"On Friday last, the tenant of Newmilne, belonging to the toun of Baricke, gave information to our honourable Mayor, who has communicated the same to our gallant Governor, Captain Wallace, that the Lord Hume and other the Scotch gentlemen, our neighbours, do, on Monday next, intend to be at the Newmilne aforesaid, by tenn of the clock of the morninge; and that they had summoned their tenants to be then and there present, alsoe, to assist in the breaking downe and demolishing the dam of the said Newmilne; and that the Lord Ross his bailiffe of Foulden had given out in speeches, that he was desired to summon the said Lord Ross, his tenants, and inhabitants of Foulden barronry, to be then and there aiding and assisting them, alsoe, for better effecting the same: Whereupon, it is necessary, that, at a ringing of a belle, our tounsmen, headed by our Mayor, and directed by the warlike genius of Captain Wallace, should proceed to the said Newmilne, and give battle in defence of the said dike, which is indispensable to the existence of the toun's property.
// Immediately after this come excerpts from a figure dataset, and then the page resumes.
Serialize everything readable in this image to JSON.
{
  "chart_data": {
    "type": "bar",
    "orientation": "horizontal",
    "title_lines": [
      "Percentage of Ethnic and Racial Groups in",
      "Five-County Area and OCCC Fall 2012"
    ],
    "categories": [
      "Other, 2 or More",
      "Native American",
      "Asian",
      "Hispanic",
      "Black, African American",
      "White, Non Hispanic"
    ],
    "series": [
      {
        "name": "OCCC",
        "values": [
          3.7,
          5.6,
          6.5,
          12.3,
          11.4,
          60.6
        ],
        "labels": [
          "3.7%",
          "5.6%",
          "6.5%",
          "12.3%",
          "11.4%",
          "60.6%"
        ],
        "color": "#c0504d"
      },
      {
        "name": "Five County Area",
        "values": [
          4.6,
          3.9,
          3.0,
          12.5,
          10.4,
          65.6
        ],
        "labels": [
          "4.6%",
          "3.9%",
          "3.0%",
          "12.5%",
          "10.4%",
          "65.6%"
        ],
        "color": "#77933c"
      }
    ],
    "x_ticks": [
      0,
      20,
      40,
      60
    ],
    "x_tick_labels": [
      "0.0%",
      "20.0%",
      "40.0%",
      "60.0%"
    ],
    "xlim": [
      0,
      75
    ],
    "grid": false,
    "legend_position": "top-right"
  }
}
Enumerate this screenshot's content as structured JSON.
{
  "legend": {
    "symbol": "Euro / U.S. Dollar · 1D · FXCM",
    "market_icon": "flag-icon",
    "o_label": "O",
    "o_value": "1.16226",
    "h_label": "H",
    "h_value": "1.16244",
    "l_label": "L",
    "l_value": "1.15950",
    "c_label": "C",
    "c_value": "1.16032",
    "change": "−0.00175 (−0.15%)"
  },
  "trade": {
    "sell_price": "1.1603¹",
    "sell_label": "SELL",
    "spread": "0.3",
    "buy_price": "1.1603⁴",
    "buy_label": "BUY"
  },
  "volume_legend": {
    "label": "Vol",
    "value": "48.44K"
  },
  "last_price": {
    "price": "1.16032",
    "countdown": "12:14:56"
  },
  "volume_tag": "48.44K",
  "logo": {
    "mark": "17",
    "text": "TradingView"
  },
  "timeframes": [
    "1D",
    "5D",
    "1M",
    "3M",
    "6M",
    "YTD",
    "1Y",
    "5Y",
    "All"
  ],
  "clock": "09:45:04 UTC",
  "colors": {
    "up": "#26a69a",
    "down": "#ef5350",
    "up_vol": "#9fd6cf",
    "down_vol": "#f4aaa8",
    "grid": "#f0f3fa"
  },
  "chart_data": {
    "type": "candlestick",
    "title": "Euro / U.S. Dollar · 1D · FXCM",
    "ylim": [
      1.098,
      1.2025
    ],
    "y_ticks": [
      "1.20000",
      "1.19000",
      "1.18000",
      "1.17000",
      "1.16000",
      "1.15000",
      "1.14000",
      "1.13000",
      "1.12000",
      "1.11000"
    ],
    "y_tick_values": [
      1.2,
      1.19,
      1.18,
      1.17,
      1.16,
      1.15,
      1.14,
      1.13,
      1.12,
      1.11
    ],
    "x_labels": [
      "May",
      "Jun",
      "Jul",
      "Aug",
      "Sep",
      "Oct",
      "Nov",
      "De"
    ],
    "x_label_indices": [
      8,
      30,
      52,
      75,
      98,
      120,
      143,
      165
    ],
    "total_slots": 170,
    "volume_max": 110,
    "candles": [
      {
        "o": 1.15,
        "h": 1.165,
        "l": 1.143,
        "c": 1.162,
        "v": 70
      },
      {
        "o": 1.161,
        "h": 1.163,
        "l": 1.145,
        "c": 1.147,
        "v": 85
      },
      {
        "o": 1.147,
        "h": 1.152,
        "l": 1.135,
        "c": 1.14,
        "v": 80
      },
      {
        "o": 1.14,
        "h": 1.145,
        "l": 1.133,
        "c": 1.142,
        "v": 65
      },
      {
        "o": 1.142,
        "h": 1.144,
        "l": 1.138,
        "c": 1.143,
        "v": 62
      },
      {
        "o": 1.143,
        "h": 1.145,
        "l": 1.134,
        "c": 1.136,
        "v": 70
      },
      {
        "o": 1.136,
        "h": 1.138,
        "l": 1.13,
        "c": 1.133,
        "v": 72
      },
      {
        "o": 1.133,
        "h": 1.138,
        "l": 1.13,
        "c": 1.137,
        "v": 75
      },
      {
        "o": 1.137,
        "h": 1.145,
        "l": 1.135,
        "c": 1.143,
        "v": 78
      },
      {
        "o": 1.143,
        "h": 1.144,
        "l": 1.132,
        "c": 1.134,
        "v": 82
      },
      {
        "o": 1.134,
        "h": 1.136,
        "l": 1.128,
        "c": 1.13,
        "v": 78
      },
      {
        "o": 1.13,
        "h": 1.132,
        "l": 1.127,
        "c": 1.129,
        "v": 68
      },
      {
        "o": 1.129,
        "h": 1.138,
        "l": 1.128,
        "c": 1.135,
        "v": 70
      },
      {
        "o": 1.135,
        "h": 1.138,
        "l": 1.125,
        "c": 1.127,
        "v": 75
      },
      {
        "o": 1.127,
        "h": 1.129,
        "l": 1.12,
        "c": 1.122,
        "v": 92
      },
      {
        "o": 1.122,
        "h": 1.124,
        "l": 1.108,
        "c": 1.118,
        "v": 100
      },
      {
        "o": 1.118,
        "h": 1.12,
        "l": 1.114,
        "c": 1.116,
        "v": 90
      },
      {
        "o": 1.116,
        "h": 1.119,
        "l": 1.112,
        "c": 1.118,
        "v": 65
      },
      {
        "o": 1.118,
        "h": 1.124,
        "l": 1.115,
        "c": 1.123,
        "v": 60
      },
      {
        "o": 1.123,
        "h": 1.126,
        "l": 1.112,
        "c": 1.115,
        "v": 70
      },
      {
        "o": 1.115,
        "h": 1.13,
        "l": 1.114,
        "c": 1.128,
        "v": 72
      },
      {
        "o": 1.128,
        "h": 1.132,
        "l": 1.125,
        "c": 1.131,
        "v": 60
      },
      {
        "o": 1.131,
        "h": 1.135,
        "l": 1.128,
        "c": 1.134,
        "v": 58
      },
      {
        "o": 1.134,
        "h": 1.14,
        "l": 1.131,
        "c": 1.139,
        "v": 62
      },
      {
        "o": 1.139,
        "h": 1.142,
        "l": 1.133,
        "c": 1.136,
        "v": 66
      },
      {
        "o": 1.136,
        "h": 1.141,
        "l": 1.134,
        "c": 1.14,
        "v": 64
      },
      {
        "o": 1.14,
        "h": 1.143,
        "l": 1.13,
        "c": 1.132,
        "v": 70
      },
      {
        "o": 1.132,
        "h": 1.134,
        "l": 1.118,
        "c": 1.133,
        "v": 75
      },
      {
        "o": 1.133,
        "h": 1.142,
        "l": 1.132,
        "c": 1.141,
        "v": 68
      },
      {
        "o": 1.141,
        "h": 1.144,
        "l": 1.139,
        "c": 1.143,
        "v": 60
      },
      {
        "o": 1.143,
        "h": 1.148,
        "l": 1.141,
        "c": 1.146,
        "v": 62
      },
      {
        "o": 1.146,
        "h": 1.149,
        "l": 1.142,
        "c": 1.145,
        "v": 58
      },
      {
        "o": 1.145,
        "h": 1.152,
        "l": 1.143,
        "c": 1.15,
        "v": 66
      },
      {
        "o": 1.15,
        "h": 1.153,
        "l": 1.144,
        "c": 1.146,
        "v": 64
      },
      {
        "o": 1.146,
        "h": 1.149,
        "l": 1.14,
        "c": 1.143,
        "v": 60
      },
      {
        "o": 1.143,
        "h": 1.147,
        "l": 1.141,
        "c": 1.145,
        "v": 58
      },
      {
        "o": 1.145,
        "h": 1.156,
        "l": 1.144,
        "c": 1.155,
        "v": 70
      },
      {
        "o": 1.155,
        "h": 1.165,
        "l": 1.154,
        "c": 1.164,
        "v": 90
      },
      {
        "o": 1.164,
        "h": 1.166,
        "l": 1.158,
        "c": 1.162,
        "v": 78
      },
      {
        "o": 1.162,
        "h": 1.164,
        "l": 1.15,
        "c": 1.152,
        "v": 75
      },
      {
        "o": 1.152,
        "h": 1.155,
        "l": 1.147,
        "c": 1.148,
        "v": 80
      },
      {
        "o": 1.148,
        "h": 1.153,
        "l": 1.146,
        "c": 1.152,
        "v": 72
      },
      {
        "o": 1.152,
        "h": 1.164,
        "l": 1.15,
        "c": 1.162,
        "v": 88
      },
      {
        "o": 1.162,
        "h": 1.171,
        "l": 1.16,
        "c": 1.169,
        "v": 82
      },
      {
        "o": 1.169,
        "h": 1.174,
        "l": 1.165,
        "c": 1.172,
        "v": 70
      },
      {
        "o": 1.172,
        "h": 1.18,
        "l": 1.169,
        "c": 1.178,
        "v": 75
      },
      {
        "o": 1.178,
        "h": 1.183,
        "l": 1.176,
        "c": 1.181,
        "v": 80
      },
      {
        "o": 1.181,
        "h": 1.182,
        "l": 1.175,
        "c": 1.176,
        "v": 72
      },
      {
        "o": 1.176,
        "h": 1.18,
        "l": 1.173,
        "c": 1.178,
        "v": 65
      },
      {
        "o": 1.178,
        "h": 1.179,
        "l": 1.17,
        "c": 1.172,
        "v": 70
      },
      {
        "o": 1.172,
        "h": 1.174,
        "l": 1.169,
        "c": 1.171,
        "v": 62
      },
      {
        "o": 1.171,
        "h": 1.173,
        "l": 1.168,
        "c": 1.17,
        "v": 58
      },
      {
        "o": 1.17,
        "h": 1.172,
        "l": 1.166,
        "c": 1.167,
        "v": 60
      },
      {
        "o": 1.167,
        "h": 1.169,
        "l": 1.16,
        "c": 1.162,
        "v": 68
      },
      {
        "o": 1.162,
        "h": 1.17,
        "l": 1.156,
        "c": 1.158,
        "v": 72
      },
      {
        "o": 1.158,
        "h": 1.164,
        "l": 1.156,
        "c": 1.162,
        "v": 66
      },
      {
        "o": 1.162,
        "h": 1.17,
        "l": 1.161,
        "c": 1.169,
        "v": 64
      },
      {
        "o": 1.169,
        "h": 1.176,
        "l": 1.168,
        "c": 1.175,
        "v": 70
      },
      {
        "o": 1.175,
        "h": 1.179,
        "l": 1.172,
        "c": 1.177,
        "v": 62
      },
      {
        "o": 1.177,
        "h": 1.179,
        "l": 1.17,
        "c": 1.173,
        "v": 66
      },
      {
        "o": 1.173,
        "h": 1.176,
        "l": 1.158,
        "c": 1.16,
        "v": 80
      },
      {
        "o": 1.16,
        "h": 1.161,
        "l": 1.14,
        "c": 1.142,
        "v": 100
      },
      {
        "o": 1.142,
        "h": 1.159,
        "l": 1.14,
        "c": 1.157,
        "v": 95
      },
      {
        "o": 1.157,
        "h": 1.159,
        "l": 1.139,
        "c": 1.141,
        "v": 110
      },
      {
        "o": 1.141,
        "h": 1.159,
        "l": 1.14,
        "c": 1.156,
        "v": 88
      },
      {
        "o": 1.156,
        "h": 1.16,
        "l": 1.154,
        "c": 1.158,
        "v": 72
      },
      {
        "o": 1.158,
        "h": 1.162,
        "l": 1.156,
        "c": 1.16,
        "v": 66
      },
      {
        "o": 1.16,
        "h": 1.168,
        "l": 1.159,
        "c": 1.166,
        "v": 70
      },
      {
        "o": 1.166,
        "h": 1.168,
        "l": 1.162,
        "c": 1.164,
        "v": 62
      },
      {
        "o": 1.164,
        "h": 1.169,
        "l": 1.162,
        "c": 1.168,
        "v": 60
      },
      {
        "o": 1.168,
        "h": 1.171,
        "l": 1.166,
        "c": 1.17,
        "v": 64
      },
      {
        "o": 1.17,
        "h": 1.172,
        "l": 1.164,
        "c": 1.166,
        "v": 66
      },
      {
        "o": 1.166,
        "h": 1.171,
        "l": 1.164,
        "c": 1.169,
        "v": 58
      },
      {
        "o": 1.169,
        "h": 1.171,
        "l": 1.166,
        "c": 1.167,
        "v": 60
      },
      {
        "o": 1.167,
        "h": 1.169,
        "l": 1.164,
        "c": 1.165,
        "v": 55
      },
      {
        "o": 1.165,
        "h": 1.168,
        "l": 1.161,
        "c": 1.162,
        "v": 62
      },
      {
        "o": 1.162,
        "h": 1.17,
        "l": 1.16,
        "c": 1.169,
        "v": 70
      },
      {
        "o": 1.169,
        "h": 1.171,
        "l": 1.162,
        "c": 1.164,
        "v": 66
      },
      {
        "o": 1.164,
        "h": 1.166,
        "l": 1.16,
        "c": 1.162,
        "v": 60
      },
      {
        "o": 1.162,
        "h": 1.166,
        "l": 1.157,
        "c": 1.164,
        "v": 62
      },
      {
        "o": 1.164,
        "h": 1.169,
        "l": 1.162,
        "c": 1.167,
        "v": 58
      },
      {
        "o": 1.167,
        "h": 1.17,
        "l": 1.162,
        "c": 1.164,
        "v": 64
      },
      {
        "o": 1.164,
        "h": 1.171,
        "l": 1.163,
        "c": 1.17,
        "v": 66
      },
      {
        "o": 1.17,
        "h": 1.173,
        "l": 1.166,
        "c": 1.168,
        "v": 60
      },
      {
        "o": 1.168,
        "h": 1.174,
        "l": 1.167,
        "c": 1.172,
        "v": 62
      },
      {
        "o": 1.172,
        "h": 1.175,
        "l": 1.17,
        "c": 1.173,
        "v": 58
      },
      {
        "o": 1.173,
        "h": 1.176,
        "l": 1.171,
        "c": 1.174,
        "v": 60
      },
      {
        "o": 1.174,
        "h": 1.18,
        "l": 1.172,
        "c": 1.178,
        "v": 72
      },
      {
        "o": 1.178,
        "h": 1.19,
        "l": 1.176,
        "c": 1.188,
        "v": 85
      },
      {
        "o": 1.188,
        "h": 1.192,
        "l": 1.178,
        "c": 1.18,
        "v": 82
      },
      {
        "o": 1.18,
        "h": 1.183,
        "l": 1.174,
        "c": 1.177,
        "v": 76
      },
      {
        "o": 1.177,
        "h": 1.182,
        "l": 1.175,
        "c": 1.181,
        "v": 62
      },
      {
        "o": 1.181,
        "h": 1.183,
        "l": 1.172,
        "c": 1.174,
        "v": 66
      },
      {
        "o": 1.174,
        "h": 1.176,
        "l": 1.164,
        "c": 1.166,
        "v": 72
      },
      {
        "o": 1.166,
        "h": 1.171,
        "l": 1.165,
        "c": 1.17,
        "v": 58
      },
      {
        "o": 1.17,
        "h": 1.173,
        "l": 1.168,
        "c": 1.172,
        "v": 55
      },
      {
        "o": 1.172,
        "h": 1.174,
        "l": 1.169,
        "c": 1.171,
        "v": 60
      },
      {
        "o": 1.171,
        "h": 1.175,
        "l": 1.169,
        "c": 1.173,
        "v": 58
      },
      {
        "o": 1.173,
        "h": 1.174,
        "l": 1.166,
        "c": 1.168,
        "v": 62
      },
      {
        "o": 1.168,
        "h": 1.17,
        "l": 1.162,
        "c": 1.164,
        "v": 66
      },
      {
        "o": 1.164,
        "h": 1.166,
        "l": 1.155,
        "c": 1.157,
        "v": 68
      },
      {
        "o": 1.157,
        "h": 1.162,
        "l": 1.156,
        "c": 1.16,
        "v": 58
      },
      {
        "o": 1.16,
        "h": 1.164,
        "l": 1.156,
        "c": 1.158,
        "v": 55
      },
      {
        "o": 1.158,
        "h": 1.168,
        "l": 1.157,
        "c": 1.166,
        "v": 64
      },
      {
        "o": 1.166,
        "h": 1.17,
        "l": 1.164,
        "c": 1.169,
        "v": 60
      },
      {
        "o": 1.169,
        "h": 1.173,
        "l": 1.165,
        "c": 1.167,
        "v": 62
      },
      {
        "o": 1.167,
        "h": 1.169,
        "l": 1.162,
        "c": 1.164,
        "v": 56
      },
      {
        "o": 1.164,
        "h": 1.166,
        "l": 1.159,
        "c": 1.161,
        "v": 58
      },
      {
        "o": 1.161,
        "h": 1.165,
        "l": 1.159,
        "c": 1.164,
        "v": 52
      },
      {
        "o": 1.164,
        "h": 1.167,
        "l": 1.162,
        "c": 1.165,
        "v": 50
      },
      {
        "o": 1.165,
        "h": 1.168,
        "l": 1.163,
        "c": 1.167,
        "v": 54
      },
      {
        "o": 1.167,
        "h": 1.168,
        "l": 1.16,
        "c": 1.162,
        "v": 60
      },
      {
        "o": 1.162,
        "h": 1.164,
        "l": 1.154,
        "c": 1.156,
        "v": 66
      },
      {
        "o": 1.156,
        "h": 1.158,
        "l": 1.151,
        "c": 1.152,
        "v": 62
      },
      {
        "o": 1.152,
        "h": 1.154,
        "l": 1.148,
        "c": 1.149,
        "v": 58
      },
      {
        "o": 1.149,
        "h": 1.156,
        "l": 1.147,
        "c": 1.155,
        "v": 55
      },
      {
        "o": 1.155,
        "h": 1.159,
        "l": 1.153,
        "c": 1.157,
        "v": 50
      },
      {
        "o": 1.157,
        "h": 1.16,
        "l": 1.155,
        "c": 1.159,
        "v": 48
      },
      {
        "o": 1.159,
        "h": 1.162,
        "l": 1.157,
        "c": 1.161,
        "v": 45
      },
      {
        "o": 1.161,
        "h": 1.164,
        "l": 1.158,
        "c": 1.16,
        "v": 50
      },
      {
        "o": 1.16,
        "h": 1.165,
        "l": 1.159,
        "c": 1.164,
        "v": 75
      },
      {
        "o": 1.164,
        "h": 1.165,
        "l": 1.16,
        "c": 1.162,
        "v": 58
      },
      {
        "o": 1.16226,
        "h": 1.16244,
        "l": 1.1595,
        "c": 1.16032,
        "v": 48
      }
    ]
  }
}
If not, where is he now, and he the Lord Ross of Foulden, and he of Paxton, and all the rest of the Border heroes? Come forth from thy wood recesses, if there be as much pluck in thee as will enable thee to meet the fire of the eye of the Governor of Berwick! Ha! ha! The rascals must have been at Bothwell, where, doubtless, they felt the pith of this arm. There goeth the disadvantage of bravery!

Occupied with these thoughts, Patrick went home to the castle of the Humes; and, next morning, he bent his way to Foulden, where he sought Lord Ross's baillie, James Sinclair, a man who had a very hearty spite against the obstruction to the passage of the Tweed salmon.